Bishop Dorsey W.M. McConnell of Pittsburgh writes about his family’s experiences with the Cathedral of Notre Dame and France:
Notre Dame is more than a church. She is the heart of Paris and the mother of France, synonymous with the Blessed Virgin to whom she is dedicated. Though practicing Catholics are a minority in Paris these days, they love their Mother with a devotion that survives. Tens of thousands packed the streets as the Cathedral was in flames, most in silent prayer, or singing hymns many of them had not sung since childhood. The heart has a way of reaching past the mind toward God.

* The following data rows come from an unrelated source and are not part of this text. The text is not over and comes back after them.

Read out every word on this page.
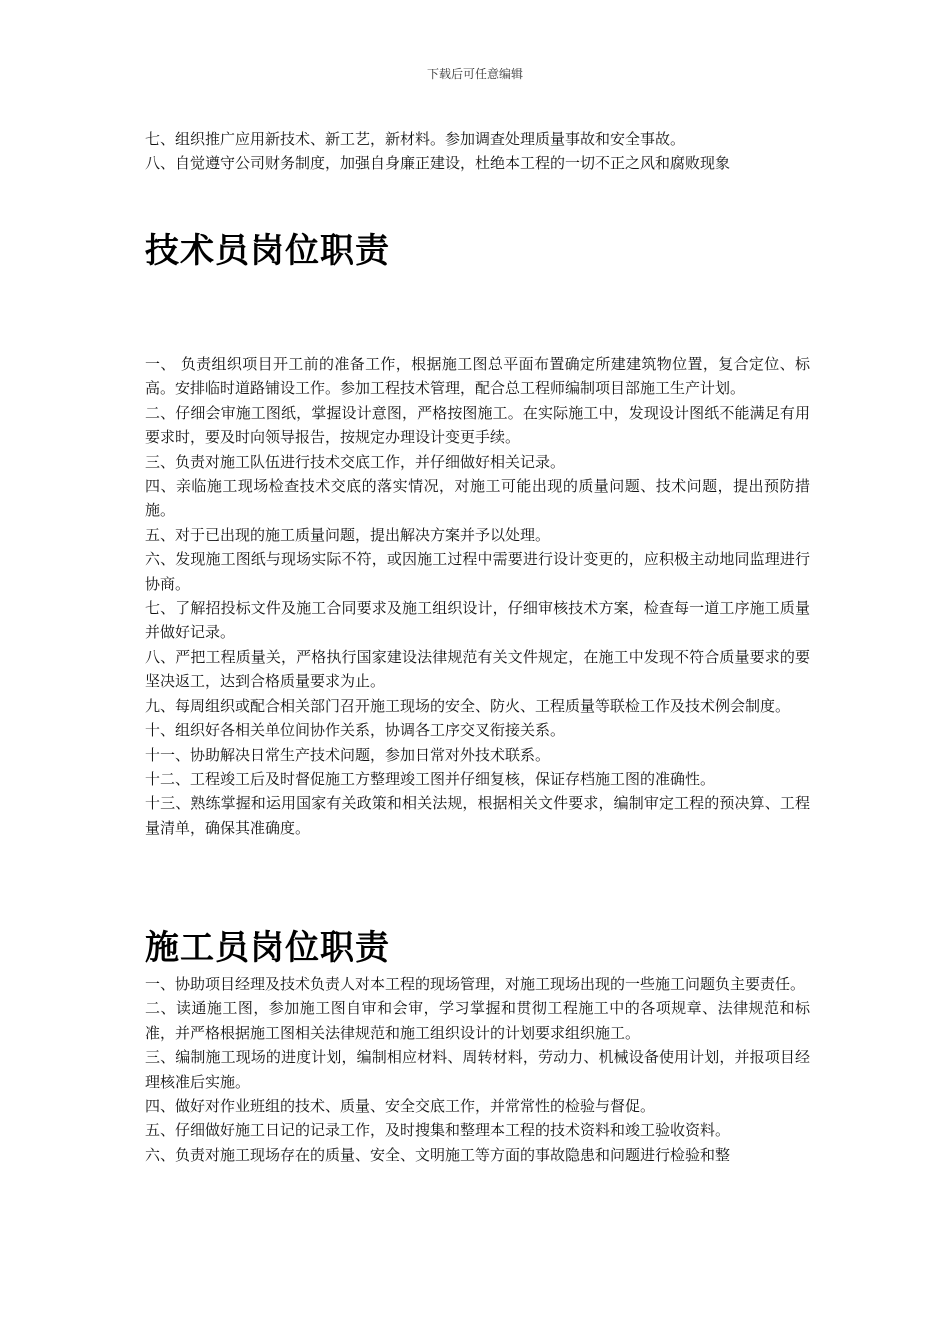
下载后可任意编辑

七、组织推广应用新技术、新工艺，新材料。参加调查处理质量事故和安全事故。

八、自觉遵守公司财务制度，加强自身廉正建设，杜绝本工程的一切不正之风和腐败现象

技术员岗位职责

一、 负责组织项目开工前的准备工作，根据施工图总平面布置确定所建建筑物位置，复合定位、标高。安排临时道路铺设工作。参加工程技术管理，配合总工程师编制项目部施工生产计划。

二、仔细会审施工图纸，掌握设计意图，严格按图施工。在实际施工中，发现设计图纸不能满足有用要求时，要及时向领导报告，按规定办理设计变更手续。

三、负责对施工队伍进行技术交底工作，并仔细做好相关记录。

四、亲临施工现场检查技术交底的落实情况，对施工可能出现的质量问题、技术问题，提出预防措施。

五、对于已出现的施工质量问题，提出解决方案并予以处理。

六、发现施工图纸与现场实际不符，或因施工过程中需要进行设计变更的，应积极主动地同监理进行协商。

七、了解招投标文件及施工合同要求及施工组织设计，仔细审核技术方案，检查每一道工序施工质量并做好记录。

八、严把工程质量关，严格执行国家建设法律规范有关文件规定，在施工中发现不符合质量要求的要坚决返工，达到合格质量要求为止。

九、每周组织或配合相关部门召开施工现场的安全、防火、工程质量等联检工作及技术例会制度。

十、组织好各相关单位间协作关系，协调各工序交叉衔接关系。

十一、协助解决日常生产技术问题，参加日常对外技术联系。

十二、工程竣工后及时督促施工方整理竣工图并仔细复核，保证存档施工图的准确性。

十三、熟练掌握和运用国家有关政策和相关法规，根据相关文件要求，编制审定工程的预决算、工程量清单，确保其准确度。

施工员岗位职责

一、协助项目经理及技术负责人对本工程的现场管理，对施工现场出现的一些施工问题负主要责任。

二、读通施工图，参加施工图自审和会审，学习掌握和贯彻工程施工中的各项规章、法律规范和标准，并严格根据施工图相关法律规范和施工组织设计的计划要求组织施工。

三、编制施工现场的进度计划，编制相应材料、周转材料，劳动力、机械设备使用计划，并报项目经理核准后实施。

四、做好对作业班组的技术、质量、安全交底工作，并常常性的检验与督促。

五、仔细做好施工日记的记录工作，及时搜集和整理本工程的技术资料和竣工验收资料。

六、负责对施工现场存在的质量、安全、文明施工等方面的事故隐患和问题进行检验和整
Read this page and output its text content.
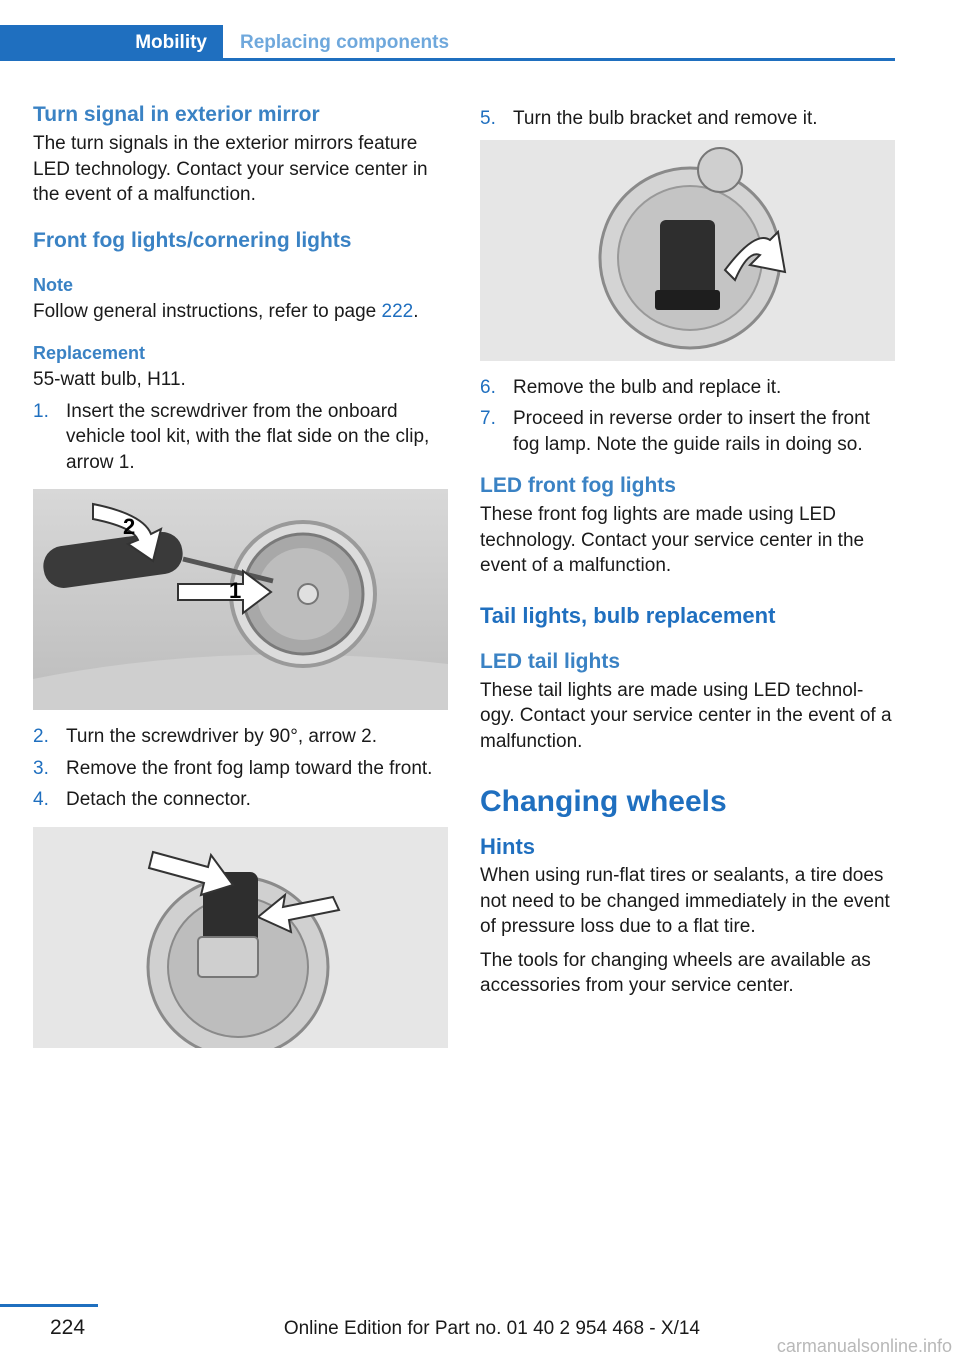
Mobility	Replacing components
Turn signal in exterior mirror

The turn signals in the exterior mirrors feature LED technology. Contact your service center in the event of a malfunction.

Front fog lights/cornering lights
Note

Follow general instructions, refer to page 222.

Replacement

55-watt bulb, H11.

1. Insert the screwdriver from the onboard vehicle tool kit, with the flat side on the clip, arrow 1.
1
2
2. Turn the screwdriver by 90°, arrow 2.
3. Remove the front fog lamp toward the front.
4. Detach the connector.
5. Turn the bulb bracket and remove it.
6. Remove the bulb and replace it.
7. Proceed in reverse order to insert the front fog lamp. Note the guide rails in doing so.
LED front fog lights

These front fog lights are made using LED technology. Contact your service center in the event of a malfunction.

Tail lights, bulb replacement
LED tail lights

These tail lights are made using LED technol‐ogy. Contact your service center in the event of a malfunction.

Changing wheels
Hints

When using run-flat tires or sealants, a tire does not need to be changed immediately in the event of pressure loss due to a flat tire.

The tools for changing wheels are available as accessories from your service center.

224	Online Edition for Part no. 01 40 2 954 468 - X/14
carmanualsonline.info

I know many in Pittsburgh have strong ties to France, as do my family and I. As a young soldier in World War I, my grandfather, wounded and sick, was sheltered for several weeks behind enemy lines by a French family who nursed him back to health, hiding him at the risk of their lives. As a young woman volunteering at a hospital in Neuilly-sur-Seine in 1940, my mother, I am sure, prayed in Notre Dame for the protection of Paris in the face of the German advance, and later for the liberation of the country she loved. I first walked through the doors of the Cathedral as a child of age six, prayed there for guidance and vocation as a man of twenty-one, and have returned many times since.
… Please pray in solidarity with our Roman Catholic sisters and brothers in the coming days, but especially with the churches and people of France, that the prayers of this Holy Week may reassure us all of the power of God, who works through loss to raise the dead, who brings light out of darkness, and strikes the fires of hope in the midst of desolation.